Reading Online Novel

Berkshire Beyond Buffett(71)



In the mid-1970s, the Marmon Group made a big acquisition: Cerro Corporation, a conglomerate engaged in mining, manufacturing, trucking, and real estate, with $800 million in annual revenue. The corporation’s profile conformed to the Pritzkers’ substantive acquisition criteria: assets were worth more on the block than in operation. But it was unusual in other ways, being a hostile takeover of a publicly traded corporation.5 Bob Pritzker completed the arduous task of reshaping the company’s culture, which was overly structured and tense, inculcating instead an entrepreneurial spirit.6

More typical acquisitions promptly followed. In 1977, the Marmon Group bought Hammond Corporation, the organ maker that also owned a glove manufacturer, Wells Lamont. The organ business was a disappointment, but the glove business became the leader in the field.7 In 1978, the Marmon Group bought American Safety Equipment Corporation, maker of seatbelts.

By the end of the 1970s, the Marmon Group was a prosperous, valuable, and highly diversified conglomerate. Member companies engaged in manufacturing agricultural equipment, apparel accessories, automotive products, cable and wire, piping and tubing, musical instruments, and retailing equipment, as well as services involving mining and metals trading.

In 1981, the Marmon Group made its second big acquisition: the $688 million takeover of Trans union   Corp., a conglomerate that was once part of the empire of John D. Rockefeller Sr.8 Chief businesses were making and leasing rail tanks for transporting oil and other cargo and a consumer credit service. Aside from size, this deal epitomized the Pritzker model: Jay found value in its successive years of losses that produced investment tax credits to reduce the Marmon Group’s tax expense; Bob discerned valuable operating gems hidden throughout.9 (The deal also heightened director attention in American boardrooms after an influential court held Trans union  ’s directors personally liable for failing to become informed about the background of the transaction.10)

Through the 1980s and 1990s, the Marmon Group continued acquisitions regularly in an array of basic businesses. The acquisition rate was intense, although many deals were of modest size: thirty acquisitions in 1998, thirty-five in 1999, and twenty in 2000.11 Assimilation was not a problem, as the company operated in a decentralized manner. Most succeeded, and only a handful had to be shut down. None was sold, although in 2001, Marmon divested two longer-standing companies, Jamesway, a farm equipment company, and Long-Airdox, a maker of coal-mining equipment.12 From the early 1990s, Marmon’s subsidiaries increasingly made bolt-on acquisitions to add growth.

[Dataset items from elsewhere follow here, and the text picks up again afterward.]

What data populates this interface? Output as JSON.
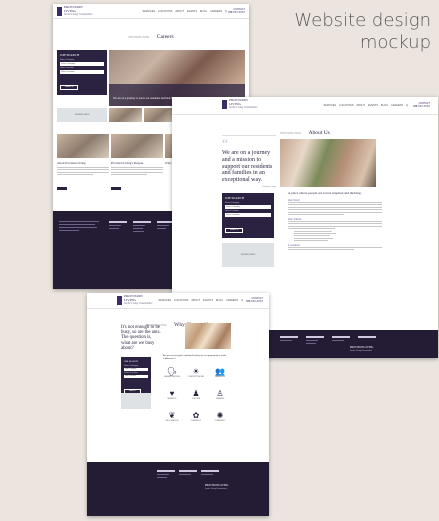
{
  "caption": {
    "line1": "Website design",
    "line2": "mockup"
  },
  "brand": {
    "name_line1": "PROVISION",
    "name_line2": "LIVING",
    "tagline": "Senior Living Communities"
  },
  "nav": [
    "SERVICES",
    "LOCATIONS",
    "ABOUT",
    "EVENTS",
    "BLOG",
    "CAREERS",
    "Q"
  ],
  "contact": {
    "label": "CONTACT",
    "phone": "888-XXX-XXXX"
  },
  "page1": {
    "breadcrumb": "PROVISION LIVING",
    "title": "Careers",
    "job_search": {
      "title": "JOB SEARCH",
      "fields": [
        {
          "label": "Select Category",
          "value": "Select Category"
        },
        {
          "label": "Select Location",
          "value": "Select Location"
        }
      ],
      "button": "SEARCH"
    },
    "grey_button": "CAREER FAIRS",
    "hero_caption": "We are on a journey to serve our residents and their families",
    "articles": [
      {
        "title": "About Provision Living",
        "more": "READ MORE"
      },
      {
        "title": "Provision Living's Purpose",
        "more": "READ MORE"
      },
      {
        "title": "Why Choose Us",
        "more": "READ MORE"
      }
    ]
  },
  "page2": {
    "breadcrumb": "PROVISION LIVING",
    "title": "About Us",
    "quote": "We are on a journey and a mission to support our residents and families in an exceptional way.",
    "quote_author": "Provision Living",
    "heading": "A place where people are loved, inspired and thriving.",
    "story_title": "Our Story",
    "values_title": "Our Values",
    "locations_title": "Locations",
    "job_search": {
      "title": "JOB SEARCH",
      "fields": [
        {
          "label": "Select Category",
          "value": "Select Category"
        },
        {
          "label": "Select Location",
          "value": "Select Location"
        }
      ],
      "button": "SEARCH"
    },
    "grey_button": "CAREER FAIRS"
  },
  "page3": {
    "breadcrumb": "PROVISION LIVING",
    "title": "Why Choose Us",
    "quote": "It's not enough to be busy, so are the ants. The question is, what are we busy about?",
    "intro": "Are you an energetic individual looking for an opportunity to make a difference?",
    "job_search": {
      "title": "JOB SEARCH",
      "fields": [
        {
          "label": "Select Category",
          "value": "Select Category"
        },
        {
          "label": "Select Location",
          "value": "Select Location"
        }
      ],
      "button": "SEARCH"
    },
    "benefits": [
      {
        "label": "CAREER GROWTH",
        "icon": "🗣"
      },
      {
        "label": "COMPETITIVE PAY",
        "icon": "☀"
      },
      {
        "label": "TEAMWORK",
        "icon": "👥"
      },
      {
        "label": "BENEFITS",
        "icon": "♥"
      },
      {
        "label": "CULTURE",
        "icon": "♟"
      },
      {
        "label": "TRAINING",
        "icon": "♙"
      },
      {
        "label": "RECOGNITION",
        "icon": "❦"
      },
      {
        "label": "FLEXIBILITY",
        "icon": "✿"
      },
      {
        "label": "COMMUNITY",
        "icon": "✺"
      }
    ]
  },
  "colors": {
    "brand_dark": "#2a2240",
    "footer": "#231c34",
    "lavender": "#6a4f9a",
    "background": "#ece5df"
  },
  "footer_brand": {
    "name": "PROVISION LIVING",
    "tagline": "Senior Living Communities"
  }
}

As early as the late 1980s, critics questioned whether the Marmon Group’s vast size, frenetic growth, and extreme diversification could be maintained within its corporate structure.13 Who but Jay and Bob Pritzker could administer such a sprawling behemoth, they wondered? In 1999, Jay died; in 2002, Bob retired (he died in 2011).

When Bob retired from the Marmon Group, he carved out the businesses that made up Colson to run for himself, and Trans union  ’s consumer credit division was moved elsewhere in the Pritzker family empire; both were later sold.14 But little else changed at the Marmon Group, and under the stewardship of two successive chief executives, John D. Nichols (2002–2006) and Frank S. Ptak (since 2006), the Marmon Group has continued to prosper.

Both Nichols and Ptak spent most of their careers in senior positions at Illinois Tool Works Inc. (ITW). A third-generation Chicago-based manufacturer formed by Byron L. Smith in 1912, ITW has much in common culturally with the Marmon Group, and the two grew in tandem during the latter part of the twentieth century.15 ITW, however, is massive: in 2005, ITW operated 625 businesses in forty-four countries, built through a combination of internal growth and opportunistic acquisition.16

To manage such an enormous conglomerate, Nichols, Ptak, and other ITW executives applied a management principle called 80/20. The 80/20 principle refers to a thought process based on a common statistical distribution: 80 percent of given outcomes are contributed by 20 percent of the inputs. At ITW in the 1980s, Nichols and Ptak discovered its utility when studying why profit margins were eroding.

Repeatedly across the company, they found that 80 percent of sales came from 20 percent of the product mix, and 80 percent of profits were due to 20 percent of customers. Armed with the 80/20 insight, they zeroed in on what specific parts of the business contributed most and least to overall performance. With laser focus, they allocated time and resources to the divisions, products, and customers that drove the greatest profits. The effect was to increase decentralization, which made ITW’s vast size an advantage.